Le Primary Census Abstract (PCA) contient quant à lui les informations par sexe relatives aux populations, que l’on peut classer en différentes catégories :

·        Données démographiques : nombre de logements, nombre de logements occupés, population totale, population masculine et féminine

·        Données socioculturelles : population dalit, population tribale, niveau d’alphabétisation général.

·        Données économiques générales : nombre d’actifs, nombre d’actifs partiels, nombre de personnes sans emploi.

·        Données sur l’emploi : le recensement distingue dix catégories d’actifs :

-         Les propriétaires cultivateurs

-         Les employés agricoles

-         Les autres actifs du secteur primaire (pêcheurs, chasseurs, forestiers, employés dans les plantations)

-         Les mineurs et employés dans les carrières

-         Les artisans et employés d’industrie à domicile (household industry)

-         Les employés d’entreprises industrielles (non household industry)

-         Les employés du bâtiment

-         Les employés dans le commerce

-         Les employés dans le stockage, la manutention et le transport

-         Les autres actifs du tertiaire (services, fonctionnaires, etc.).



[1] Par exemple, le niveau de d’alphabétisation est fonction de la distance à une structure d’enseignement de qualité (effet spatial) plus que fonction de la présence d’une école primaire (indicateur socio-économique de développement).

[2] Le chapitre d’Alain Reynaud dans l’Encyclopédie de géographie (Reynaud, 1992) est remarquable par sa précision et ses nuances dans la définition des deux concepts de centre et de périphérie.

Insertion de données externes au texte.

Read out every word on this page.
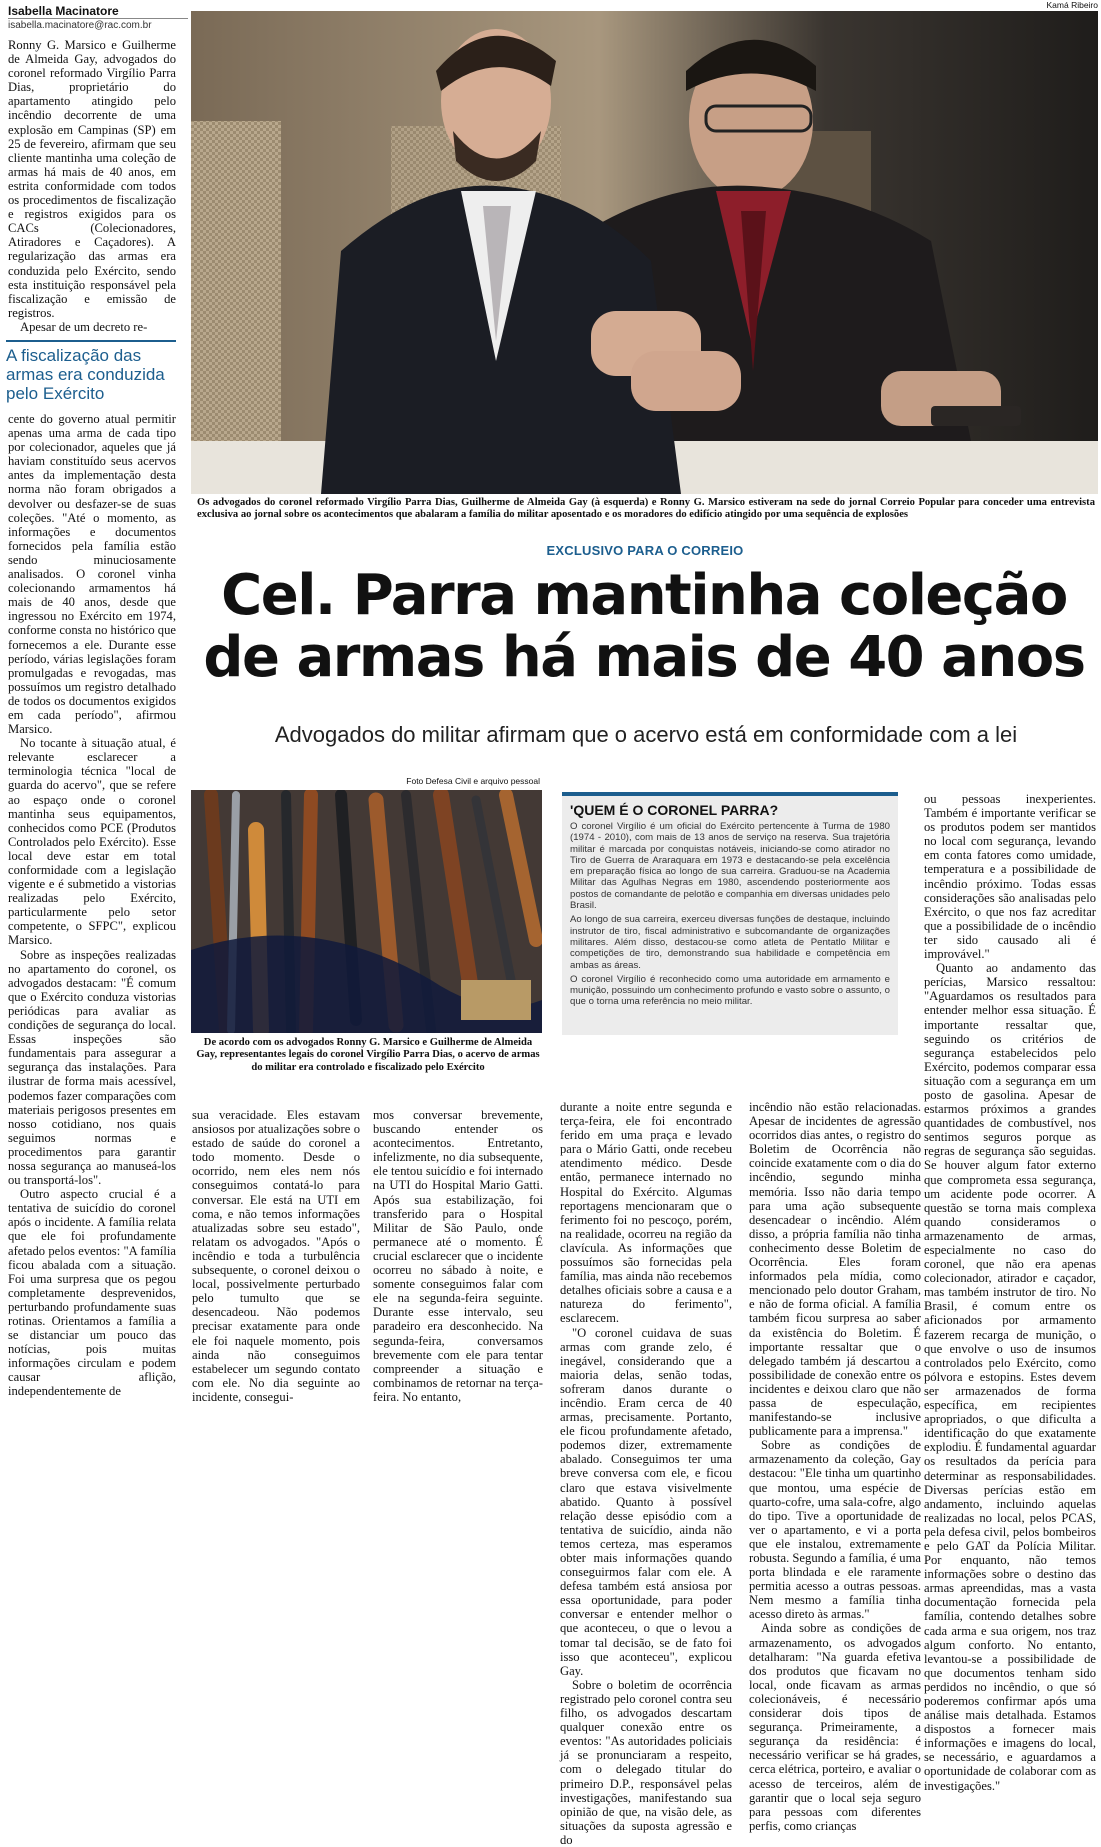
Isabella Macinatore
isabella.macinatore@rac.com.br

Ronny G. Marsico e Guilherme de Almeida Gay, advogados do coronel reformado Virgílio Parra Dias, proprietário do apartamento atingido pelo incêndio decorrente de uma explosão em Campinas (SP) em 25 de fevereiro, afirmam que seu cliente mantinha uma coleção de armas há mais de 40 anos, em estrita conformidade com todos os procedimentos de fiscalização e registros exigidos para os CACs (Colecionadores, Atiradores e Caçadores). A regularização das armas era conduzida pelo Exército, sendo esta instituição responsável pela fiscalização e emissão de registros.

Apesar de um decreto re-

A fiscalização das armas era conduzida pelo Exército

cente do governo atual permitir apenas uma arma de cada tipo por colecionador, aqueles que já haviam constituído seus acervos antes da implementação desta norma não foram obrigados a devolver ou desfazer-se de suas coleções. "Até o momento, as informações e documentos fornecidos pela família estão sendo minuciosamente analisados. O coronel vinha colecionando armamentos há mais de 40 anos, desde que ingressou no Exército em 1974, conforme consta no histórico que fornecemos a ele. Durante esse período, várias legislações foram promulgadas e revogadas, mas possuímos um registro detalhado de todos os documentos exigidos em cada período", afirmou Marsico.

No tocante à situação atual, é relevante esclarecer a terminologia técnica "local de guarda do acervo", que se refere ao espaço onde o coronel mantinha seus equipamentos, conhecidos como PCE (Produtos Controlados pelo Exército). Esse local deve estar em total conformidade com a legislação vigente e é submetido a vistorias realizadas pelo Exército, particularmente pelo setor competente, o SFPC", explicou Marsico.

Sobre as inspeções realizadas no apartamento do coronel, os advogados destacam: "É comum que o Exército conduza vistorias periódicas para avaliar as condições de segurança do local. Essas inspeções são fundamentais para assegurar a segurança das instalações. Para ilustrar de forma mais acessível, podemos fazer comparações com materiais perigosos presentes em nosso cotidiano, nos quais seguimos normas e procedimentos para garantir nossa segurança ao manuseá-los ou transportá-los".

Outro aspecto crucial é a tentativa de suicídio do coronel após o incidente. A família relata que ele foi profundamente afetado pelos eventos: "A família ficou abalada com a situação. Foi uma surpresa que os pegou completamente desprevenidos, perturbando profundamente suas rotinas. Orientamos a família a se distanciar um pouco das notícias, pois muitas informações circulam e podem causar aflição, independentemente de

Kamá Ribeiro
Os advogados do coronel reformado Virgílio Parra Dias, Guilherme de Almeida Gay (à esquerda) e Ronny G. Marsico estiveram na sede do jornal Correio Popular para conceder uma entrevista exclusiva ao jornal sobre os acontecimentos que abalaram a família do militar aposentado e os moradores do edifício atingido por uma sequência de explosões
EXCLUSIVO PARA O CORREIO
Cel. Parra mantinha coleção
de armas há mais de 40 anos
Advogados do militar afirmam que o acervo está em conformidade com a lei
Foto Defesa Civil e arquivo pessoal
De acordo com os advogados Ronny G. Marsico e Guilherme de Almeida Gay, representantes legais do coronel Virgílio Parra Dias, o acervo de armas do militar era controlado e fiscalizado pelo Exército
'QUEM É O CORONEL PARRA?

O coronel Virgílio é um oficial do Exército pertencente à Turma de 1980 (1974 - 2010), com mais de 13 anos de serviço na reserva. Sua trajetória militar é marcada por conquistas notáveis, iniciando-se como atirador no Tiro de Guerra de Araraquara em 1973 e destacando-se pela excelência em preparação física ao longo de sua carreira. Graduou-se na Academia Militar das Agulhas Negras em 1980, ascendendo posteriormente aos postos de comandante de pelotão e companhia em diversas unidades pelo Brasil.

Ao longo de sua carreira, exerceu diversas funções de destaque, incluindo instrutor de tiro, fiscal administrativo e subcomandante de organizações militares. Além disso, destacou-se como atleta de Pentatlo Militar e competições de tiro, demonstrando sua habilidade e competência em ambas as áreas.

O coronel Virgílio é reconhecido como uma autoridade em armamento e munição, possuindo um conhecimento profundo e vasto sobre o assunto, o que o torna uma referência no meio militar.

sua veracidade. Eles estavam ansiosos por atualizações sobre o estado de saúde do coronel a todo momento. Desde o ocorrido, nem eles nem nós conseguimos contatá-lo para conversar. Ele está na UTI em coma, e não temos informações atualizadas sobre seu estado", relatam os advogados. "Após o incêndio e toda a turbulência subsequente, o coronel deixou o local, possivelmente perturbado pelo tumulto que se desencadeou. Não podemos precisar exatamente para onde ele foi naquele momento, pois ainda não conseguimos estabelecer um segundo contato com ele. No dia seguinte ao incidente, consegui-

mos conversar brevemente, buscando entender os acontecimentos. Entretanto, infelizmente, no dia subsequente, ele tentou suicídio e foi internado na UTI do Hospital Mario Gatti. Após sua estabilização, foi transferido para o Hospital Militar de São Paulo, onde permanece até o momento. É crucial esclarecer que o incidente ocorreu no sábado à noite, e somente conseguimos falar com ele na segunda-feira seguinte. Durante esse intervalo, seu paradeiro era desconhecido. Na segunda-feira, conversamos brevemente com ele para tentar compreender a situação e combinamos de retornar na terça-feira. No entanto,

durante a noite entre segunda e terça-feira, ele foi encontrado ferido em uma praça e levado para o Mário Gatti, onde recebeu atendimento médico. Desde então, permanece internado no Hospital do Exército. Algumas reportagens mencionaram que o ferimento foi no pescoço, porém, na realidade, ocorreu na região da clavícula. As informações que possuímos são fornecidas pela família, mas ainda não recebemos detalhes oficiais sobre a causa e a natureza do ferimento", esclarecem.

"O coronel cuidava de suas armas com grande zelo, é inegável, considerando que a maioria delas, senão todas, sofreram danos durante o incêndio. Eram cerca de 40 armas, precisamente. Portanto, ele ficou profundamente afetado, podemos dizer, extremamente abalado. Conseguimos ter uma breve conversa com ele, e ficou claro que estava visivelmente abatido. Quanto à possível relação desse episódio com a tentativa de suicídio, ainda não temos certeza, mas esperamos obter mais informações quando conseguirmos falar com ele. A defesa também está ansiosa por essa oportunidade, para poder conversar e entender melhor o que aconteceu, o que o levou a tomar tal decisão, se de fato foi isso que aconteceu", explicou Gay.

Sobre o boletim de ocorrência registrado pelo coronel contra seu filho, os advogados descartam qualquer conexão entre os eventos: "As autoridades policiais já se pronunciaram a respeito, com o delegado titular do primeiro D.P., responsável pelas investigações, manifestando sua opinião de que, na visão dele, as situações da suposta agressão e do

incêndio não estão relacionadas. Apesar de incidentes de agressão ocorridos dias antes, o registro do Boletim de Ocorrência não coincide exatamente com o dia do incêndio, segundo minha memória. Isso não daria tempo para uma ação subsequente desencadear o incêndio. Além disso, a própria família não tinha conhecimento desse Boletim de Ocorrência. Eles foram informados pela mídia, como mencionado pelo doutor Graham, e não de forma oficial. A família também ficou surpresa ao saber da existência do Boletim. É importante ressaltar que o delegado também já descartou a possibilidade de conexão entre os incidentes e deixou claro que não passa de especulação, manifestando-se inclusive publicamente para a imprensa."

Sobre as condições de armazenamento da coleção, Gay destacou: "Ele tinha um quartinho que montou, uma espécie de quarto-cofre, uma sala-cofre, algo do tipo. Tive a oportunidade de ver o apartamento, e vi a porta que ele instalou, extremamente robusta. Segundo a família, é uma porta blindada e ele raramente permitia acesso a outras pessoas. Nem mesmo a família tinha acesso direto às armas."

Ainda sobre as condições de armazenamento, os advogados detalharam: "Na guarda efetiva dos produtos que ficavam no local, onde ficavam as armas colecionáveis, é necessário considerar dois tipos de segurança. Primeiramente, a segurança da residência: é necessário verificar se há grades, cerca elétrica, porteiro, e avaliar o acesso de terceiros, além de garantir que o local seja seguro para pessoas com diferentes perfis, como crianças

ou pessoas inexperientes. Também é importante verificar se os produtos podem ser mantidos no local com segurança, levando em conta fatores como umidade, temperatura e a possibilidade de incêndio próximo. Todas essas considerações são analisadas pelo Exército, o que nos faz acreditar que a possibilidade de o incêndio ter sido causado ali é improvável."

Quanto ao andamento das perícias, Marsico ressaltou: "Aguardamos os resultados para entender melhor essa situação. É importante ressaltar que, seguindo os critérios de segurança estabelecidos pelo Exército, podemos comparar essa situação com a segurança em um posto de gasolina. Apesar de estarmos próximos a grandes quantidades de combustível, nos sentimos seguros porque as regras de segurança são seguidas. Se houver algum fator externo que comprometa essa segurança, um acidente pode ocorrer. A questão se torna mais complexa quando consideramos o armazenamento de armas, especialmente no caso do coronel, que não era apenas colecionador, atirador e caçador, mas também instrutor de tiro. No Brasil, é comum entre os aficionados por armamento fazerem recarga de munição, o que envolve o uso de insumos controlados pelo Exército, como pólvora e estopins. Estes devem ser armazenados de forma específica, em recipientes apropriados, o que dificulta a identificação do que exatamente explodiu. É fundamental aguardar os resultados da perícia para determinar as responsabilidades. Diversas perícias estão em andamento, incluindo aquelas realizadas no local, pelos PCAS, pela defesa civil, pelos bombeiros e pelo GAT da Polícia Militar. Por enquanto, não temos informações sobre o destino das armas apreendidas, mas a vasta documentação fornecida pela família, contendo detalhes sobre cada arma e sua origem, nos traz algum conforto. No entanto, levantou-se a possibilidade de que documentos tenham sido perdidos no incêndio, o que só poderemos confirmar após uma análise mais detalhada. Estamos dispostos a fornecer mais informações e imagens do local, se necessário, e aguardamos a oportunidade de colaborar com as investigações."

[3] D’où les quolibets, cités par Krugman (2000 : 50), que l’on a pu entendre à propos de cette vision des choses : « Alors, les économistes croient que les entreprises s’agglomèrent à cause des économies d’agglomérations ? ».

[4] Nom de l’enquête DHS en Inde. http://www.nfhsindia.org/anfhs.html

[5] Voir leur site : http://www.ncaer.org/

[6] L’Institut Français de Pondichéry possède quasiment toute la couverture du sud de l’Inde.

[7] Le Digital Chart of the World est une base de données géographiques à l’échelle mondiale. Elle a été développée par l’entreprise ESRI pour l’agence de cartographie de la défense américaine. La source primaire est l’ONC (Operational Navigation Chart).

[8] propos de la qualité du DCW, voir Kraak, Ormeling (1996 : 207).